How can anything better be expected from a mere soldier, a rough practical man, untrained in the arts of research, in collecting facts on slips of paper and arranging and re-arranging them till an induction emerges, in looking up reference books in libraries and ‘listing’ them in a neat alphabetical bibliography, totally ignorant of the Hilfswissenschaften, the laborious subsidiary studies on the basis of which scientific history is built up, ignorant even of foreign languages, who has read no sociology, and is not even aware of its existence, whose geographical studies are limited to his own journeys and the tales of his friends, who, finally, has the impertinence to intersperse his narrative with fictitious speeches, thus destroying any pretence at a scientific character for his treatise, and revealing it in its true nature as a mere work of art or imagination?

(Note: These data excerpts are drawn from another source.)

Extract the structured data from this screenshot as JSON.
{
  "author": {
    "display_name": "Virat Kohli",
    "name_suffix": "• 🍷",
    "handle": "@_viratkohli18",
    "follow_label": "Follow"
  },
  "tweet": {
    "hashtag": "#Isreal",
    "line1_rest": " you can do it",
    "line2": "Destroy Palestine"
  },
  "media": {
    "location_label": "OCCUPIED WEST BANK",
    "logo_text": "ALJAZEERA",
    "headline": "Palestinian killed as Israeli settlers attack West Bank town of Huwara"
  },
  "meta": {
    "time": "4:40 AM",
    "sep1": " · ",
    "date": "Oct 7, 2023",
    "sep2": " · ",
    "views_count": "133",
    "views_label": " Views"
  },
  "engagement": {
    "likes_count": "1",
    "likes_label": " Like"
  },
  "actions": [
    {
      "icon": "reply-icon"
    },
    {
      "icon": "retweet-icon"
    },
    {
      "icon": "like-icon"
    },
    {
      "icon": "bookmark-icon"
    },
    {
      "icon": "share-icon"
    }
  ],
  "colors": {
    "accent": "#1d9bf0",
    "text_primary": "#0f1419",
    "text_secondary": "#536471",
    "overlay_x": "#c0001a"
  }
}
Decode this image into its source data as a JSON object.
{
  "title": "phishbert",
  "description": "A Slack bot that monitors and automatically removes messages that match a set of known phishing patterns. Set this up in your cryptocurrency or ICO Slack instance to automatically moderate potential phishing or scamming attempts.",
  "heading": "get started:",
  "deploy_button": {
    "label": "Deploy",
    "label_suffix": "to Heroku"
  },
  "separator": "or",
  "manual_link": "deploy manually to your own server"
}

Yet turn to the opening chapters of Thucydides’ book. You will find most of the sciences on which long modern treatises are written: but you will find something more: you will find them blended into a unity. Let those who deny that Thucydides was a sociologist, who continue to claim that Herbert Spencer, inventor of the horrid word, invented also the science, re-read Thucydides’ account of the evolution (for it was as an evolution that he saw and depicted it) of Greek society from the earliest times to his own day.